Отчекрыжили на кубрик, усекли на пять кают,
Знамо дело, не круизный обеспечивать уют.
Стали наши помещенья эталоном тесноты,
И когда гостей подселят, мы уходим на посты.
Кто привалит к агрегату, кто уткнётся за щитом,
Я под кабельною трассой находил ночлежный дом,
Зазвонят звонки тревогу – поднимайся косо, чтоб
Не разбить о железяку мореплавательский лоб.
Есть вопросы про кино?
“Малый сбор!” – и по металлу застучали каблуки.
Из отсеков бодро к юту зашагали моряки.
Дошагали, разобрались в три шеренги, молча ждём…
В центр выходит, как на сцену, озабоченный старпом.
Объявил распоряженье. Главным штабом решено:
Крейсер “Громкий” поступает в подчинение … кино.
Для начала этой драмы потесниться нужно нам,
Кормовые помещенья предназначены гостям.
У матросов есть вопросы, например, про что кино.
– Ну, естественно, про море и про женщин заодно.
– На борту актрисы будут?
– Дали списком целый лист,
Чурсина, Галина Польских…
– Помоложе не могли?
– Календарных голых девок с переборок отодрать.
И вобще чтоб – я не слышал повсеместно типа мать!
Боцман, вам понятно это?
– Есть! – прорявкал мичман Бом, —
Чтоб не слышал! – И в сомненье на него взглянул старпом…
– Разойдись! – дана команда.

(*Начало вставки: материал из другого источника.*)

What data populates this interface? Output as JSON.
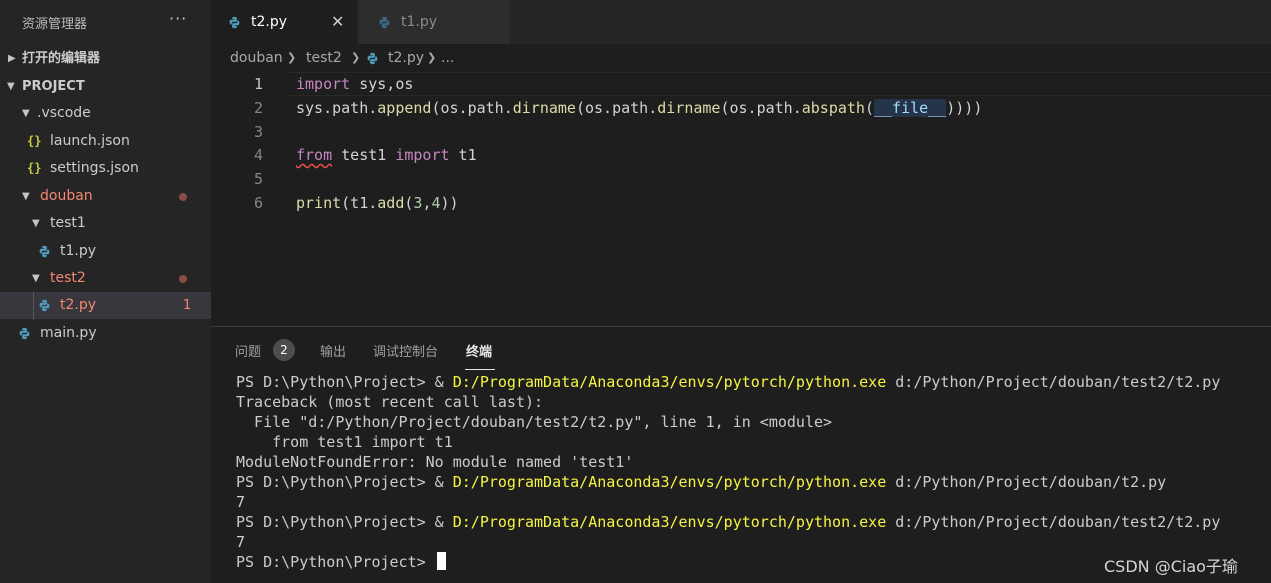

Опустел мгновенно ют.
Лишь рогатые усердно вдоль по палубе снуют.
Драют, ясно, не рогами, драют швабрами они.
А рогатые оттуда, что на флоте в стары дни
Был приказ артиллеристам содержать рогатый скот
Для прокорма экипажа, если длительный поход.
Впрочем, я слегка отвлёкся на былинные дела.

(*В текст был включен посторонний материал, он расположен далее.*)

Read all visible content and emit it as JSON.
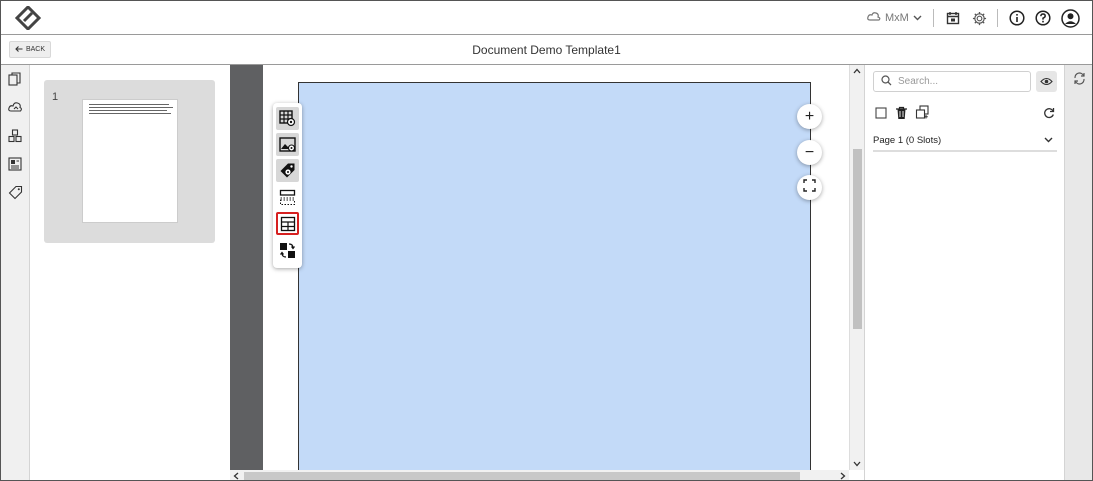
{
  "header": {
    "user_label": "MxM",
    "icons": [
      "logo-icon",
      "cloud-icon",
      "chevron-down-icon",
      "calendar-icon",
      "gear-icon",
      "info-icon",
      "help-icon",
      "profile-icon"
    ]
  },
  "subbar": {
    "back_label": "BACK",
    "title": "Document Demo Template1"
  },
  "left_rail": {
    "icons": [
      "pages-icon",
      "cloud-upload-icon",
      "boxes-icon",
      "layout-icon",
      "tag-icon"
    ]
  },
  "thumbnails": {
    "pages": [
      {
        "number": "1"
      }
    ]
  },
  "floating_tools": {
    "items": [
      "grid-view-tool",
      "image-view-tool",
      "tag-view-tool",
      "row-split-tool",
      "table-tool",
      "swap-tool"
    ],
    "active": "table-tool"
  },
  "zoom": {
    "in_label": "+",
    "out_label": "−"
  },
  "right_panel": {
    "search_placeholder": "Search...",
    "slot_header": "Page 1 (0 Slots)"
  },
  "colors": {
    "page_fill": "#c3daf8",
    "canvas_bg": "#5f6062",
    "active_tool_border": "#d62020"
  }
}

Тут, как водится на юге, ночь мгновенно подошла.
И отбой пробили склянки два часа тому назад.
Боевые черноморцы, как простые люди, спят.
Спят без должностей и званий, спят, погоны снявши с плеч,
Спят без женщин, дабы силы на воинственность сберечь,
Спит по кубрикам, каютам двухэтажный габарит,
К переборке прислонютый и дежурный… Нет, не спит!

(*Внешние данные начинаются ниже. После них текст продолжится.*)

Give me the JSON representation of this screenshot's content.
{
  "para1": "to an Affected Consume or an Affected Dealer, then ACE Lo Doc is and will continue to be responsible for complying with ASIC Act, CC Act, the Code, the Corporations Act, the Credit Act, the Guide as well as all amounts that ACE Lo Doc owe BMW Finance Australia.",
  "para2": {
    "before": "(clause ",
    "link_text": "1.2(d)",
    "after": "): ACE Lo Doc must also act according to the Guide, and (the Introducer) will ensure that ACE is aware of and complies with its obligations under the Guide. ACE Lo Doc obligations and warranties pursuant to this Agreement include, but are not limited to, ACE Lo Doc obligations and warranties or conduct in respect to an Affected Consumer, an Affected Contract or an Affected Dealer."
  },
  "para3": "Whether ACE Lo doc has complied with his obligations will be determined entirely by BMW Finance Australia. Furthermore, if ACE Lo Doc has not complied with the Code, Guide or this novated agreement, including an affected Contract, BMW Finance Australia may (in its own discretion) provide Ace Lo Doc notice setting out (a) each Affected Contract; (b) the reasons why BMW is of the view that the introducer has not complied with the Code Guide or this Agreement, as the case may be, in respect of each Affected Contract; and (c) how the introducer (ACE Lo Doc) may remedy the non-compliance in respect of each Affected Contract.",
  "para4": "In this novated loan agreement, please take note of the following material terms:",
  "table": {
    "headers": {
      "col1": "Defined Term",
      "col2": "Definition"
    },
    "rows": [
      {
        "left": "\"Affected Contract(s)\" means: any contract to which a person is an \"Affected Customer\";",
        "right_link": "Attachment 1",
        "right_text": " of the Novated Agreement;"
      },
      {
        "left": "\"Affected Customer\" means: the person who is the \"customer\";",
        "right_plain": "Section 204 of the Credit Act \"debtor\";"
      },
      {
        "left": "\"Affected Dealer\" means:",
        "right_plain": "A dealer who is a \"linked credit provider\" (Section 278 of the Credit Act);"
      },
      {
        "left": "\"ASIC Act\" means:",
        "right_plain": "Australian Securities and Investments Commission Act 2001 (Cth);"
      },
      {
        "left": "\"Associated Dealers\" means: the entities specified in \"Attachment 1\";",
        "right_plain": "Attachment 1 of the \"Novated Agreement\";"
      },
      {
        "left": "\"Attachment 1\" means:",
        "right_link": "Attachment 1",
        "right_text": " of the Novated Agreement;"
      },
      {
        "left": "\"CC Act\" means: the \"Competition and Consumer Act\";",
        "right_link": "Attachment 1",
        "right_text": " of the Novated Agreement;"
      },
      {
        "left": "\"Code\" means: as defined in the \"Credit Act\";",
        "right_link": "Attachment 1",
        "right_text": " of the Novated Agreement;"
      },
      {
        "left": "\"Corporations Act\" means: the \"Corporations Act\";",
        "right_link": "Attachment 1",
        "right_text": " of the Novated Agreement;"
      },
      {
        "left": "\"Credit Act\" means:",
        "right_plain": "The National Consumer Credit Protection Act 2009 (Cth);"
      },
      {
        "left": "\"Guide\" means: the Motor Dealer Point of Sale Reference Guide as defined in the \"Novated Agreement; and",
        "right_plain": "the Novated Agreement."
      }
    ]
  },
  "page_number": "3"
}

Учебно-боевая тревога почти без мата
Спит могучий крейсер “Громкий”, спит весь Черноморский Флот
И не знает, что готовит киностудия комплот.
На заре она решила сделать первые ходы
По сценарию, который обозвали “Соль воды”.
Понаставили штативы, накрутили кабеля,
Попирая наставленья и уставы корабля…
Три коротких, один длинный: • • • ▬! По учебно-боевой,
Как ошпаренный, очнулся экипаж передовой.
Кто в чём был под одеялом, обрубив последний сон,
Побежал стремглав под грохот и орёж со всех сторон!
Рвутся шашки дымовые, ну, почти как на войне…
Это мы потом увидим в героическом кине.
Но, увидев, не услышим, как взвинтился боцман Бом
И нарушил приказанье то, что дал ему старпом,
Зацепив киношный кабель… В тех далеких временах
Никогда в кинокартинах вслух не посылали – нах…!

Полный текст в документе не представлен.